Di usia ku yang menginjak dewasa, rasa ingin mengetahui cinta pun aku alami. Aku mulai menyukai lawan jenis. Aku mulai menyukai sosok laki-laki yang baik agamanya, cerdas dan setia. Tapi di jaman sekarang ini, jarang sekali orang yang seperti itu, apalagi dengan postur tubuhku begini. Kebanyakan cowok sekarang lebih memilih wanita yang cantik. Itu juga yang ku tahu dari teman cowokku yang curhat kepadaku.

            Aku menyukai teman kelasku. Ia Ferry. Aku memang dekat dengannya. Tak heran teman-teman bahkan guru-guru pun menganggap kami berpacaran. Sebenarnya aku berharap demikian. Tapi, sudahlah.. hanya mimpi di siang bolong jika aku bersamanya. Ia keren, pintar, kreatif dan sangat ramah. Entah sudah berapa episode kami saling menceritakan kisah kami. Aku senang dapat mengenalnya lebih dekat.

“Ma, gue mau cerita nih. Gue naksir si Dian. Kira-kira kapan ya waktu yang tepat buat ungkapin perasaan gue?” Tanya Ferry yang tiba-tiba berbicara saat kami tengah duduk berdua ditaman sambil mendengarkan lagu di headset. Aku menghembuskan nafas. Mencoba bersabar dengan apa yang kudengar. Pertanyaannya membuatku tak bersemangat untuk menjawab. Beberapa detik kemudian akhirnya aku berbicara, aku tak mau membuat ia menunggu lama atas jawabanku.

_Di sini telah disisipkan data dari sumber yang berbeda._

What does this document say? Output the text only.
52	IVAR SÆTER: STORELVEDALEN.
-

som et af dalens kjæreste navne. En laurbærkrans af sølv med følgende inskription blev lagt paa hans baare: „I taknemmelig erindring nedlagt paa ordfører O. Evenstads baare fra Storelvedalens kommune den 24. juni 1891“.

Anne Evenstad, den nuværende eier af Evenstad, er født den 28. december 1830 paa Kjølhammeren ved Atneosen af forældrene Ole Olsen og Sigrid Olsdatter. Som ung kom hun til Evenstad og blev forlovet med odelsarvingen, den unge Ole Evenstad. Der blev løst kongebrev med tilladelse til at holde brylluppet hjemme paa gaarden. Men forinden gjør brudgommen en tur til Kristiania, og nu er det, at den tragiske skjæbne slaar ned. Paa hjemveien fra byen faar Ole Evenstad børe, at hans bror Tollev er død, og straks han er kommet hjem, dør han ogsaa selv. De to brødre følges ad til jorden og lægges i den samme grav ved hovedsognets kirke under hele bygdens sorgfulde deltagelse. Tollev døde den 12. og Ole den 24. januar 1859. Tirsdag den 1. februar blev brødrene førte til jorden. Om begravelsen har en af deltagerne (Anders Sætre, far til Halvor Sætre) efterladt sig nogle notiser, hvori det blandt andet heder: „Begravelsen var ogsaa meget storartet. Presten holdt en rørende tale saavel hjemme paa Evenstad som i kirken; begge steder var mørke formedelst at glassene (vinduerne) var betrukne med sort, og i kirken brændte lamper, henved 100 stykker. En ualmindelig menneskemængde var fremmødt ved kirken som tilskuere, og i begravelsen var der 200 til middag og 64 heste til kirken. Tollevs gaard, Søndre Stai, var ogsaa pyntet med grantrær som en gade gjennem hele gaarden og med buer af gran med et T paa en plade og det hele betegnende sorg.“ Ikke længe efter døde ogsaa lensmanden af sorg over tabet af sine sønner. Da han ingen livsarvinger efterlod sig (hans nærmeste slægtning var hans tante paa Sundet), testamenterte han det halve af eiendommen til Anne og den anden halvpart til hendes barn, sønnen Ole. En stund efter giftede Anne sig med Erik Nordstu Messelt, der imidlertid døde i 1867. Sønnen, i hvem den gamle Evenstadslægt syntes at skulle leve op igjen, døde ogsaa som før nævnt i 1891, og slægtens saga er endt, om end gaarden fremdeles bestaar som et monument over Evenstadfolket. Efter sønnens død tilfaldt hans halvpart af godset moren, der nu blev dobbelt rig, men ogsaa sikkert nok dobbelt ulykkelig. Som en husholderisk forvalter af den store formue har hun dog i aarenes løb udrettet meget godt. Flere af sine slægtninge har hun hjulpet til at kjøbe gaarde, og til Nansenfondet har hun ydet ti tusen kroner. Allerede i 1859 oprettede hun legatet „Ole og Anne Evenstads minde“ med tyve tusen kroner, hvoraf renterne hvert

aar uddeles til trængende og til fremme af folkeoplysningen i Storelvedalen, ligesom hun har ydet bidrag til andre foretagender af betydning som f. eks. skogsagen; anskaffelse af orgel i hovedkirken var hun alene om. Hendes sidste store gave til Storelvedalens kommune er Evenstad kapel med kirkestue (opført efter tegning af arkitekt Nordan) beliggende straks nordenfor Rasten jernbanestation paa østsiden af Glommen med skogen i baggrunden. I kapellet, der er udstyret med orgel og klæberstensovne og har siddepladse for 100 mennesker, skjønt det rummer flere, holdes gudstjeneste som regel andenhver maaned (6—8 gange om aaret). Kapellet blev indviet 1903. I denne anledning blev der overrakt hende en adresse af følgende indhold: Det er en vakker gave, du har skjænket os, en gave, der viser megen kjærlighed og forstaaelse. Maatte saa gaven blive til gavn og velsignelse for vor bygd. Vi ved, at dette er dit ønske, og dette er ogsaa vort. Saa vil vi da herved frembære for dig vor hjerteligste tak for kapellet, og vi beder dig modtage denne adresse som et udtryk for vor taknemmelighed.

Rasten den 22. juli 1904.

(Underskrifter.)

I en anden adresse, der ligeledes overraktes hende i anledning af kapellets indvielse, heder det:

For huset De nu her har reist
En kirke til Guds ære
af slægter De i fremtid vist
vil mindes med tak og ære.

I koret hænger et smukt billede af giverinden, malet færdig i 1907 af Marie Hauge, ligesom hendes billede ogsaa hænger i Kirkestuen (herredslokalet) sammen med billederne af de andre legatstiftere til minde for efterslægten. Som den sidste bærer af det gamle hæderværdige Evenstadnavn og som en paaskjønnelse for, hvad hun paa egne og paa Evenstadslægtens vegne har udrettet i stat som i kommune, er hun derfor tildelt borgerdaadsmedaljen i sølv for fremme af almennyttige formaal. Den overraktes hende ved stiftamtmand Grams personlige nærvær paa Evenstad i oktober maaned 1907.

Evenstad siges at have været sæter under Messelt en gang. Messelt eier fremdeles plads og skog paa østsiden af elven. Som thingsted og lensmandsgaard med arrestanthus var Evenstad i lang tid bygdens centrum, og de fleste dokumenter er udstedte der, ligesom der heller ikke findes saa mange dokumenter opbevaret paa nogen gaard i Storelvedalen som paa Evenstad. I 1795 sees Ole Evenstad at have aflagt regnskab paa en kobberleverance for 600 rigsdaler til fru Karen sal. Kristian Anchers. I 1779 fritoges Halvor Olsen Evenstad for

 “Ya, terserah lo aja. Liat kondisinya aja dulu. Kalau tepat, nyatakan.” Ujarku dengan datar.

“Tapi, kalau dia nolak gue gimana?”  Tanyanya.

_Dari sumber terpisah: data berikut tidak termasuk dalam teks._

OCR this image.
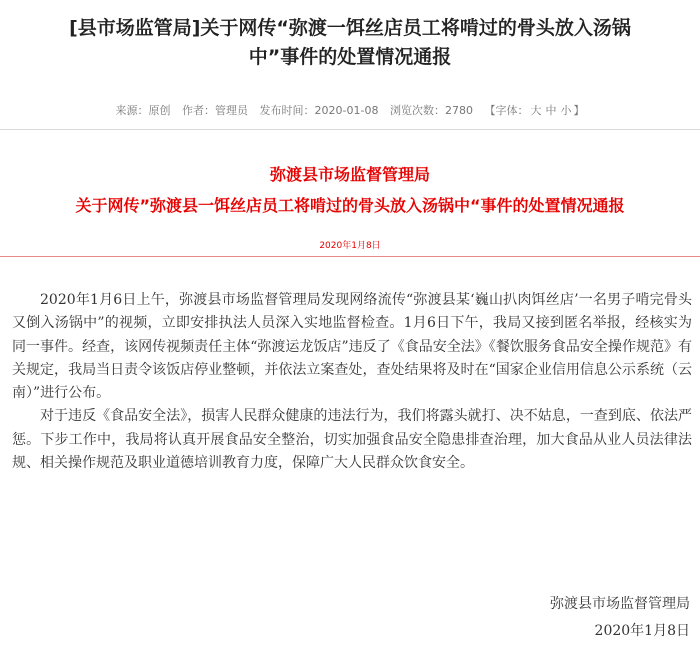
[县市场监管局]关于网传“弥渡一饵丝店员工将啃过的骨头放入汤锅
中”事件的处置情况通报
来源：原创 作者：管理员 发布时间：2020-01-08 浏览次数：2780 【字体： 大 中 小 】
弥渡县市场监督管理局
关于网传”弥渡县一饵丝店员工将啃过的骨头放入汤锅中“事件的处置情况通报
2020年1月8日

2020年1月6日上午，弥渡县市场监督管理局发现网络流传“弥渡县某‘巍山扒肉饵丝店’一名男子啃完骨头又倒入汤锅中”的视频，立即安排执法人员深入实地监督检查。1月6日下午，我局又接到匿名举报，经核实为同一事件。经查，该网传视频责任主体“弥渡运龙饭店”违反了《食品安全法》《餐饮服务食品安全操作规范》有关规定，我局当日责令该饭店停业整顿，并依法立案查处，查处结果将及时在“国家企业信用信息公示系统（云南）”进行公布。

对于违反《食品安全法》，损害人民群众健康的违法行为，我们将露头就打、决不姑息，一查到底、依法严惩。下步工作中，我局将认真开展食品安全整治，切实加强食品安全隐患排查治理，加大食品从业人员法律法规、相关操作规范及职业道德培训教育力度，保障广大人民群众饮食安全。

弥渡县市场监督管理局
2020年1月8日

Pertanyaannya membuatku gusar.

“Hanya orang bodoh yang nolak segala kesempurnaan lo, Fer..” Kataku dalam hati.

“Nggak. Percaya sama gue! Dian pasti suka juga sama lo..”

“Serius, Ma?” Ferry menatap mataku untuk memastikan. Aku balas dengan anggukan.

“Ah syukurlah, kalau lo yang ngomong, gue jadi yakin.”

 Aku segera berlalu meninggalkannya.

***
          
  Hari semakin gelap, menandakan malam segera menghampiri. Aku yang sedang mengerjakan PR dikejutkan oleh kakakku dari belakang.

“Hayoo.. ngerjain PR sambil ngelamun. Kenapa lo ?” Tanya Kak Radit sambil menepuk bahuku.

“Gak apa-apa kok, Kak.” Balasku.

“Lo cewek banget ya kayaknya? Kalau cewek ditanya pasti gitu, nggak apa-apa. Ih..”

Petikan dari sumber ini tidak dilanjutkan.